The Employee Work-Life Balance Score measures an employee’s opinion of their current work-life balance. This is a subjective metric that is usually self-reported as part of a voluntary employee questionnaire completed by the employee. Care should be taken to ensure employees feel comfortable answering truthfully, as this will be one of your best indicators of an individual’s overall well-being and job satisfaction

Internal Job Application Rate

The Internal Job Application Rate tracks the number of current employees showing interest in moving up in the company through internal job opportunities. This KPI helps businesses gauge employee engagement and willingness to stay with the company long-term.

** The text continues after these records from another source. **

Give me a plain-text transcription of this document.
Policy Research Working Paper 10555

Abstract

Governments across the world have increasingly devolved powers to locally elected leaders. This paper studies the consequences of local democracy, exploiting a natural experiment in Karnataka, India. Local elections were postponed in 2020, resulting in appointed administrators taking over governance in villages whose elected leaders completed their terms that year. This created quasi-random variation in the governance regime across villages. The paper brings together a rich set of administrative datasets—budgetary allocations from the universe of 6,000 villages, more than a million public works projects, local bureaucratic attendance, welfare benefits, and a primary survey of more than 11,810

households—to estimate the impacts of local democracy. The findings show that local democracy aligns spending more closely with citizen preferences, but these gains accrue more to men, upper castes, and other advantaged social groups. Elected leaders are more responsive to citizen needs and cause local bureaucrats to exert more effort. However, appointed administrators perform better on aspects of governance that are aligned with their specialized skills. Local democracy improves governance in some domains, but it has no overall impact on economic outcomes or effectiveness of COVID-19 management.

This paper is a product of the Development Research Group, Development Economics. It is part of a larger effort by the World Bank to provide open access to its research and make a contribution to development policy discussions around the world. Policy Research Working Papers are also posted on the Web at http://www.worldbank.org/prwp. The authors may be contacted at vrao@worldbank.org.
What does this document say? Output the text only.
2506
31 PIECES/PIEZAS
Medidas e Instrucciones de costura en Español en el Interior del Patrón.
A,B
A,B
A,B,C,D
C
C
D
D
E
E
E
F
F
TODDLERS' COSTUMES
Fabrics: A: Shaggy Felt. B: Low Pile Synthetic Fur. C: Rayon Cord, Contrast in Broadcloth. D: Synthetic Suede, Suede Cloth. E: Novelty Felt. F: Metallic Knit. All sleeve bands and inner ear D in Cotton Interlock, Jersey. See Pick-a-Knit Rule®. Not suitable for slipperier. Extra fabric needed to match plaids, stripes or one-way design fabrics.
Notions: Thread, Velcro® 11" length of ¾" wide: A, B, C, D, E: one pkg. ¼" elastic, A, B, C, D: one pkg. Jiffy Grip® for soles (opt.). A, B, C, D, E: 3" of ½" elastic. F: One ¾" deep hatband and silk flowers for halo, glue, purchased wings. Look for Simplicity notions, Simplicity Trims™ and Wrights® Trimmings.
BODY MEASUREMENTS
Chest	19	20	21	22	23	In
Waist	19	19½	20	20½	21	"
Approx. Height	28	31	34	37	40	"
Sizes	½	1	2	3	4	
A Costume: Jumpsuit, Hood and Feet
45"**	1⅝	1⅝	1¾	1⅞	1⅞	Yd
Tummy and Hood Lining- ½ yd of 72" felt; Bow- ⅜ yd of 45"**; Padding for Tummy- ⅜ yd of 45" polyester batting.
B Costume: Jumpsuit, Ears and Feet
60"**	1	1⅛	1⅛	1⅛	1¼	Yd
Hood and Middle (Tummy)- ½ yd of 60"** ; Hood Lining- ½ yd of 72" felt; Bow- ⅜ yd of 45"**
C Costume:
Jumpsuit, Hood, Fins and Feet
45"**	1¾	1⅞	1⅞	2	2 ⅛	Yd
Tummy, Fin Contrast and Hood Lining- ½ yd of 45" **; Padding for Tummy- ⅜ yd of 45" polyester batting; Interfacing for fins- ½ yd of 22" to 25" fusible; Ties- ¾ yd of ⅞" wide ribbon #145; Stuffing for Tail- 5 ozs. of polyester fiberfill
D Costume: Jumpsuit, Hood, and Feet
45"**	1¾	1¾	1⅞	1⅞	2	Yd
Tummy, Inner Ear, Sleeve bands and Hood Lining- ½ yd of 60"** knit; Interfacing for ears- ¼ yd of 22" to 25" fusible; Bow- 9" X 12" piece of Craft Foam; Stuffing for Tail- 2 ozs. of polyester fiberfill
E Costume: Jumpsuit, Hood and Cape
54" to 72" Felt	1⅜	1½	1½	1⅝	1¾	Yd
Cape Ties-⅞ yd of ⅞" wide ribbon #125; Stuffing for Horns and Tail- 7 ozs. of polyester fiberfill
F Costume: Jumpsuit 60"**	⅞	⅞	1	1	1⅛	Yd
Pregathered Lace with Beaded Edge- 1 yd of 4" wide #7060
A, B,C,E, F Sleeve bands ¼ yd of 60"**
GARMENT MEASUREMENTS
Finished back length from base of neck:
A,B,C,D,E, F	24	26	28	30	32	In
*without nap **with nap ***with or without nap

Employee Peer Recognition Rates

Employee Peer Recognition Rates measure the quality of peer-to-peer recognition, and how often peers support each other in a tangible way. This KPI is a solid indicator of how healthy the current team collaboration and workplace relationships are.

Average Query Response Time Between Employees

Average Query Response Time Between Employees tracks the average time that it takes for an employee to receive a response to a query posted to their fellow team members. This KPI is another indicator of how healthy the team as a whole and the workplace culture is.

Remember, any change to the status quo will likely get some pushback. Use this guide to make sure you are well prepared to provide honest and complete answers to all employee questions to make the transition as smooth as possible. The potential benefits for everyone on the team, for clients, and for your business are so great that your team will soon wonder how they functioned before KPIs.